CRYSTALS-Kyber (a.k.a. Kyber) has been drafted to be standardized as the only key encapsulation mechanism (KEM) scheme by the national institute of standards and technology (NIST) to withstand attacks by large-scale quantum computers. However, the side-channel attack (SCA) on its implementation is still needed to be well considered for the upcoming migration. In this brief, we propose a secure and efficient hardware implementation for Kyber by incorporating a novel compact shuffling architecture. First of all, we modify the Fisher-Yates shuffle to make it more hardware-friendly. We then design an optimized shuffling architecture for the well-known open-source Kyber hardware implementation to enhance the security of all the potential side-channel leakage points. Finally, we implement the modified Kyber design on FPGA and evaluate its security and performance. The security is verified by conducting the correlation power analysis (CPA) attacks on the hardware. Meanwhile, FPGA place-and-route results show that the proposed design reports only 8.7% degradation on the hardware efficiency compared with the original unprotected version, much better than existing hiding schemes.
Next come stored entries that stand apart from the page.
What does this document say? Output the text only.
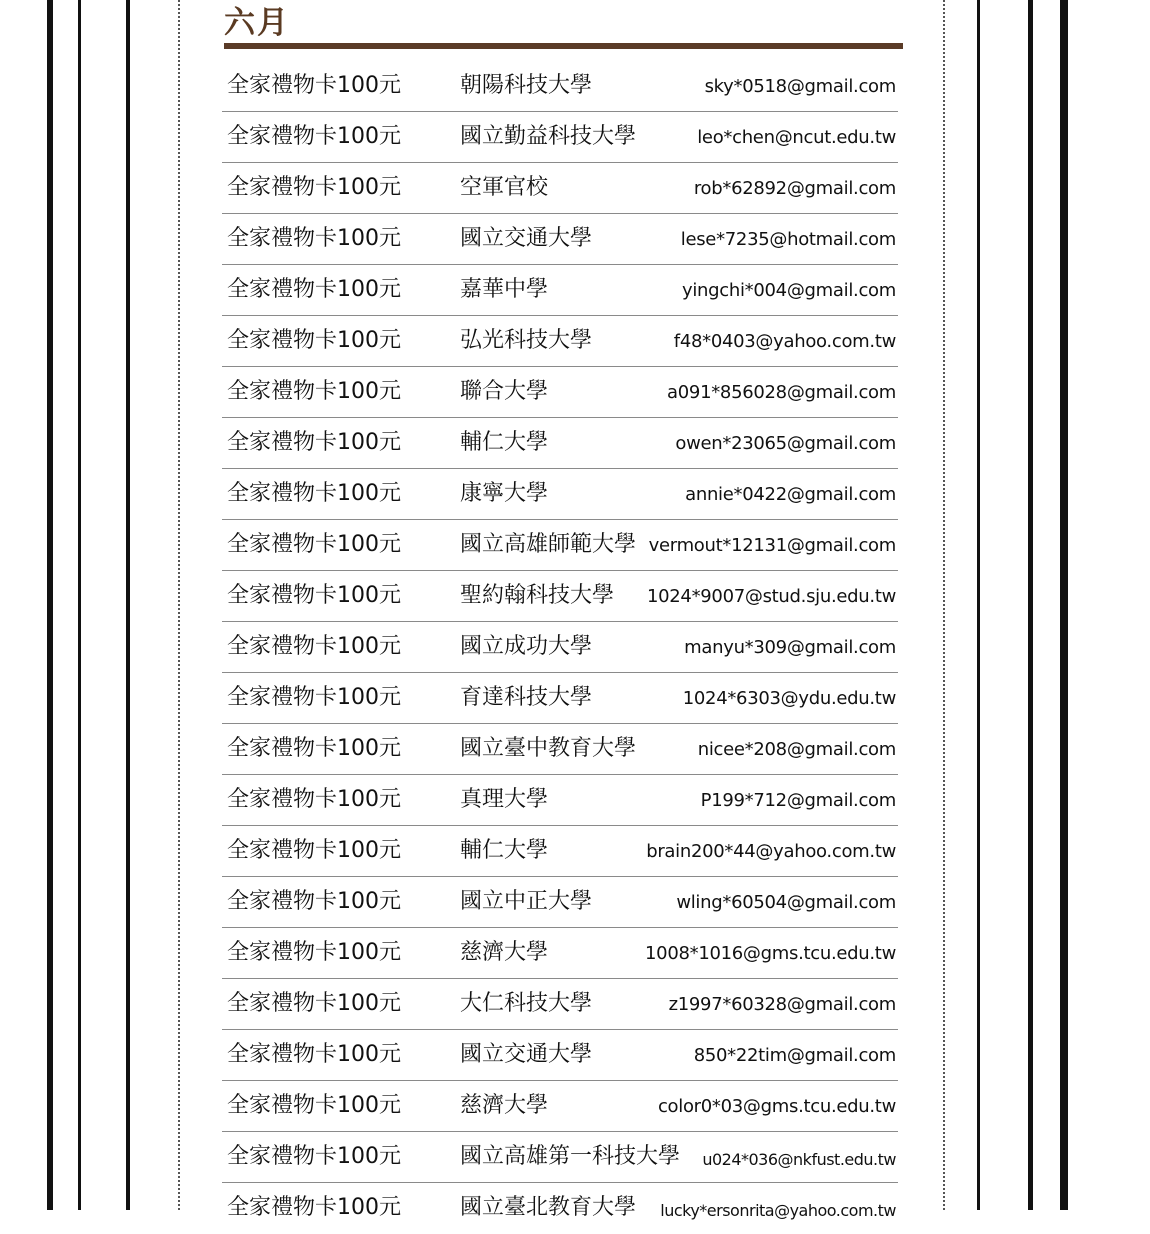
六月
全家禮物卡100元	朝陽科技大學	sky*0518@gmail.com
全家禮物卡100元	國立勤益科技大學	leo*chen@ncut.edu.tw
全家禮物卡100元	空軍官校	rob*62892@gmail.com
全家禮物卡100元	國立交通大學	lese*7235@hotmail.com
全家禮物卡100元	嘉華中學	yingchi*004@gmail.com
全家禮物卡100元	弘光科技大學	f48*0403@yahoo.com.tw
全家禮物卡100元	聯合大學	a091*856028@gmail.com
全家禮物卡100元	輔仁大學	owen*23065@gmail.com
全家禮物卡100元	康寧大學	annie*0422@gmail.com
全家禮物卡100元	國立高雄師範大學 vermout*12131@gmail.com
全家禮物卡100元	聖約翰科技大學 1024*9007@stud.sju.edu.tw
全家禮物卡100元	國立成功大學	manyu*309@gmail.com
全家禮物卡100元	育達科技大學	1024*6303@ydu.edu.tw
全家禮物卡100元	國立臺中教育大學	nicee*208@gmail.com
全家禮物卡100元	真理大學	P199*712@gmail.com
全家禮物卡100元	輔仁大學	brain200*44@yahoo.com.tw
全家禮物卡100元	國立中正大學	wling*60504@gmail.com
全家禮物卡100元	慈濟大學	1008*1016@gms.tcu.edu.tw
全家禮物卡100元	大仁科技大學	z1997*60328@gmail.com
全家禮物卡100元	國立交通大學	850*22tim@gmail.com
全家禮物卡100元	慈濟大學	color0*03@gms.tcu.edu.tw
全家禮物卡100元	國立高雄第一科技大學 u024*036@nkfust.edu.tw
全家禮物卡100元	國立臺北教育大學 lucky*ersonrita@yahoo.com.tw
翻译：CRYSTALS-Kyber（简称Kyber）已被美国国家标准与技术研究院（NIST）选定为唯一将标准化的密钥封装机制（KEM）方案，旨在抵御大规模量子计算机的攻击。然而，在即将到来的迁移过程中，其实施过程中的侧信道攻击（SCA）防护仍需充分考虑。本文提出一种通过引入新型紧凑乱序架构来实现Kyber安全高效硬件实施的方案。首先，我们改进Fisher-Yates乱序算法以提升其硬件友好性。随后针对知名的开源Kyber硬件实现，设计优化的乱序架构以增强所有潜在侧信道泄漏点的安全性。最后，我们在FPGA上实现改进后的Kyber设计并评估其安全性与性能。通过执行相关性功耗分析（CPA）攻击验证了硬件安全性。同时，FPGA布局布线结果表明，相较于原始无防护版本，所提方案的硬件效率仅降低8.7%，远优于现有掩蔽方案。